Türk Medeni Kanununun 166.maddesi hükmünü tamamen kusurlu eşin de dava açabileceği ve yararına boşanma hükmü elde edebileceği biçiminde yorumlamamak ve değerlendirmemek gerekmektedir.Çünkü böyle bir düşünce, kimsenin kendi eylemine ve tamamen kendi kusuruna dayanarak bir hak elde edemeyeceği yönündeki temel hukuk ilkesine aykırı düşer.Diğer taraftan gene böyle bir düşünce tek taraflı irade ile sistemimize aykırı bir boşanma olgusunu ortaya çıkarır. Boşanmayı elde etmek isteyen kişi karşı tarafın hiçbir eylem ve davranışı söz konusu olmadan, evlilik birliğini, devamı beklenmeyecek derecede temelinden sarsar, sonrada mademki birlik artık sarsılmış diyerekten boşanma doğrultusunda hüküm kurulmasını talep edebilir. Öyle ise Türk Medeni Kanununun 166.maddesine göre boşanmayı isteyebilmek için tamamen kusursuz ya da az kusurlu olmaya gerek olmayıp daha fazla kusurlu bulunan tarafın dahi dava hakkı bulunmakla beraber, boşanmaya karar verilebilmesi için davalının az da olsa kusurunun varlığı ve bunun belirlenmesi kaçınılmazdır. Az kusurlu eş boşanmaya karşı çıkarsa bu halin tespiti dahi tek başına boşanma kararı verilebilmesi için yeterli olamaz. Az kusurlu eşin karşı çıkması hakkın kötüye kullanılması niteliğinde olmalı, eş ve çocuklar için korunmaya değer bir yararın kalmadığı anlaşılmalıdır.(TMK.md.166/2) Mevcut olaylara göre evlilik birliğinin, devamı eşlerden beklenmeyecek derecede, temelinden sarsıldığı kuşkusuzdur. Ne var ki bu sonuca ulaşılması tamamen davacının tutum ve davranışlarından kaynaklanmış olup, davalıya atfı mümkün hiçbir kusur gerçekleşmemiştir. Bu durumda açıklanan nedenle isteğin reddi gerekirken yasa hükümlerinin yorumunda yanılgıya düşülerek boşanmaya karar verilmesi usul ve kanuna aykırıdır. Ancak bu yön temyiz edilmediğinden bozma nedeni yapılmamış, yanlışlığa değinilmekle yetinilmiştir.
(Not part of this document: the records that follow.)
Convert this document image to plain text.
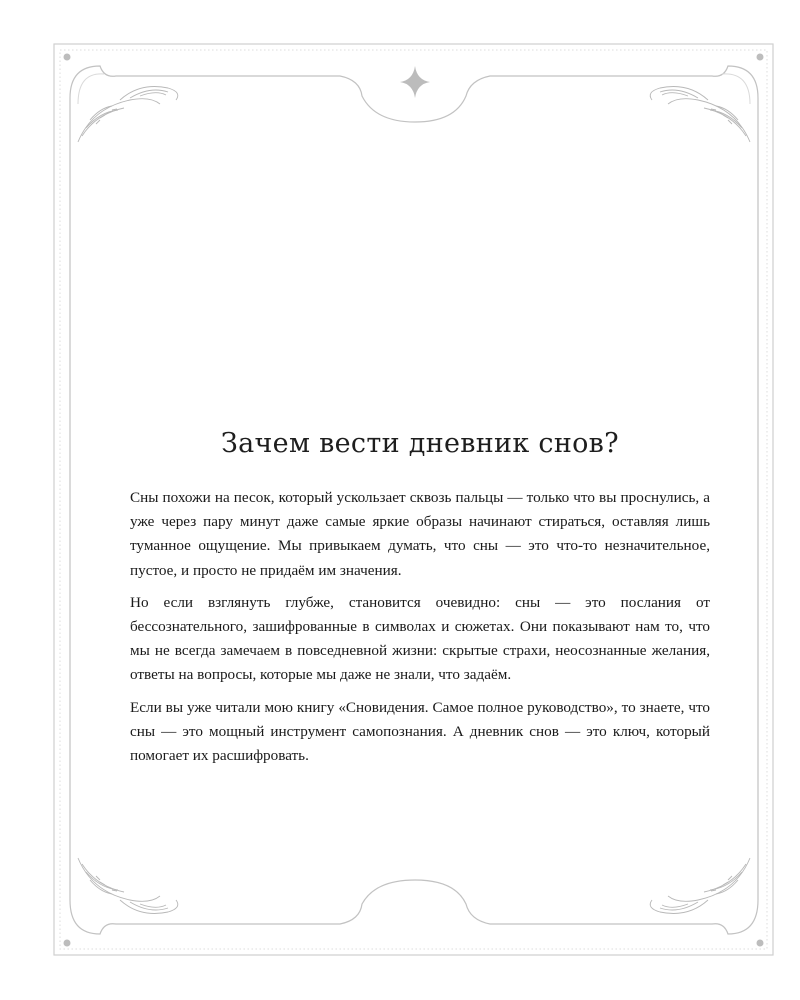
Зачем вести дневник снов?

Сны похожи на песок, который ускользает сквозь пальцы — только что вы проснулись, а уже через пару минут даже самые яркие образы начинают стираться, оставляя лишь туманное ощущение. Мы привыкаем думать, что сны — это что-то незначительное, пустое, и просто не придаём им значения.

Но если взглянуть глубже, становится очевидно: сны — это послания от бессознательного, зашифрованные в символах и сюжетах. Они показывают нам то, что мы не всегда замечаем в повседневной жизни: скрытые страхи, неосознанные желания, ответы на вопросы, которые мы даже не знали, что задаём.

Если вы уже читали мою книгу «Сновидения. Самое полное руководство», то знаете, что сны — это мощный инструмент самопознания. А дневник снов — это ключ, который помогает их расшифровать.
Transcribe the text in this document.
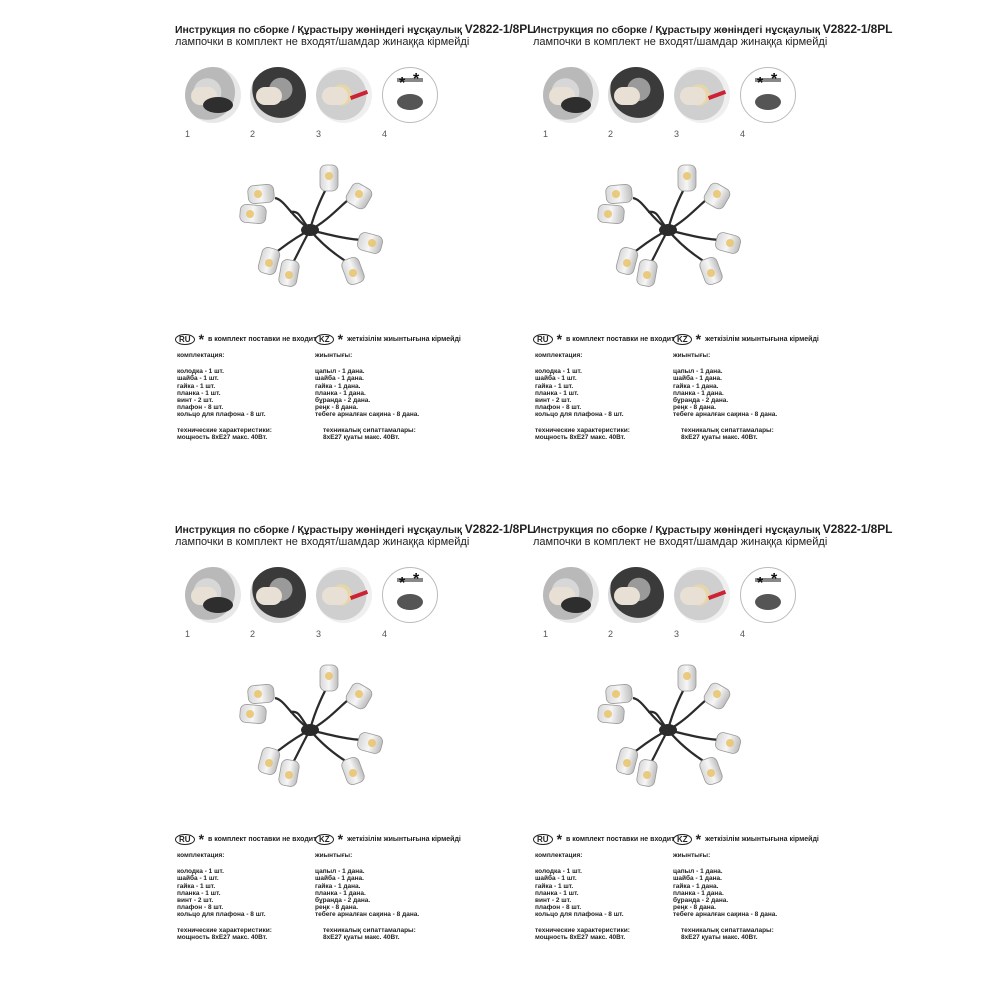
Инструкция по сборке / Құрастыру жөніндегі нұсқаулық V2822-1/8PL
лампочки в комплект не входят/шамдар жинаққа кірмейді
* *
1	2	3	4
RU * в комплект поставки не входит KZ * жеткізілім жиынтығына кірмейді
комплектация:
колодка - 1 шт.
шайба - 1 шт.
гайка - 1 шт.
планка - 1 шт.
винт - 2 шт.
плафон - 8 шт.
кольцо для плафона - 8 шт.
технические характеристики:
мощность 8xE27 макс. 40Вт.
жиынтығы:
цапыл - 1 дана.
шайба - 1 дана.
гайка - 1 дана.
планка - 1 дана.
бұранда - 2 дана.
реңк - 8 дана.
тебеге арналған сақина - 8 дана.
техникалық сипаттамалары:
8xE27 қуаты макс. 40Вт.
Инструкция по сборке / Құрастыру жөніндегі нұсқаулық V2822-1/8PL
лампочки в комплект не входят/шамдар жинаққа кірмейді
* *
1	2	3	4
RU * в комплект поставки не входит KZ * жеткізілім жиынтығына кірмейді
комплектация:
колодка - 1 шт.
шайба - 1 шт.
гайка - 1 шт.
планка - 1 шт.
винт - 2 шт.
плафон - 8 шт.
кольцо для плафона - 8 шт.
технические характеристики:
мощность 8xE27 макс. 40Вт.
жиынтығы:
цапыл - 1 дана.
шайба - 1 дана.
гайка - 1 дана.
планка - 1 дана.
бұранда - 2 дана.
реңк - 8 дана.
тебеге арналған сақина - 8 дана.
техникалық сипаттамалары:
8xE27 қуаты макс. 40Вт.
Инструкция по сборке / Құрастыру жөніндегі нұсқаулық V2822-1/8PL
лампочки в комплект не входят/шамдар жинаққа кірмейді
* *
1	2	3	4
RU * в комплект поставки не входит KZ * жеткізілім жиынтығына кірмейді
комплектация:
колодка - 1 шт.
шайба - 1 шт.
гайка - 1 шт.
планка - 1 шт.
винт - 2 шт.
плафон - 8 шт.
кольцо для плафона - 8 шт.
технические характеристики:
мощность 8xE27 макс. 40Вт.
жиынтығы:
цапыл - 1 дана.
шайба - 1 дана.
гайка - 1 дана.
планка - 1 дана.
бұранда - 2 дана.
реңк - 8 дана.
тебеге арналған сақина - 8 дана.
техникалық сипаттамалары:
8xE27 қуаты макс. 40Вт.
Инструкция по сборке / Құрастыру жөніндегі нұсқаулық V2822-1/8PL
лампочки в комплект не входят/шамдар жинаққа кірмейді
* *
1	2	3	4
RU * в комплект поставки не входит KZ * жеткізілім жиынтығына кірмейді
комплектация:
колодка - 1 шт.
шайба - 1 шт.
гайка - 1 шт.
планка - 1 шт.
винт - 2 шт.
плафон - 8 шт.
кольцо для плафона - 8 шт.
технические характеристики:
мощность 8xE27 макс. 40Вт.
жиынтығы:
цапыл - 1 дана.
шайба - 1 дана.
гайка - 1 дана.
планка - 1 дана.
бұранда - 2 дана.
реңк - 8 дана.
тебеге арналған сақина - 8 дана.
техникалық сипаттамалары:
8xE27 қуаты макс. 40Вт.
2-Tarafların temyizlerine yönelik incelemeye gelince;
Dosyadaki yazılara, kararın dayandığı delillerle kanuna uygun sebeplere ve özellikle delillerin takdirinde bir yanlışlık görülmemesine göre, tarafların yerinde bulunmayan temyiz itirazlarının reddiyle hükmün ONANMASINA, aşağıda yazılı onama harcının temyiz edenlere yükletilmesine, peşin alınan harcın mahsubuna ve 119.00"ar TL. temyiz başvuru harçları peşin alındığından başkaca harç alınmasına yer olmadığına, işbu kararın tebliğinden itibaren 15 gün içinde karar düzeltme yolu açık olmak üzere tenkitte oyçokluğuyla diğer yönlerden oybirliğiyle karar verildi. 02.04.2014 (Çar.)
KARŞI OY YAZISI
Davalı boşanmaya itiraz etmemiş, aksine boşanmayı kabul etmiştir. Mahkemece de davacı "ağır kusurlu" kabul edilmiştir. Evlilik birliğinin ortak hayatı sürdürmesi davalıdan beklenmeyecek derecede temelinden sarsıldığı, devamında korunmaya değer bir yarar kalmadığı kuşkusuzdur. Bu bakımdan boşanma kararı verilmesinde kanuna açık aykırılık yoktur. Açıklanan sebeple tarafların temyiz sebepleri ve itiraz ettikleri yönler bakımından sayın çoğunluğun yukarıda birinci bentte yer alan tenkidini yasal olarak lüzumlu görmüyorum ve tenkide katılmıyorum.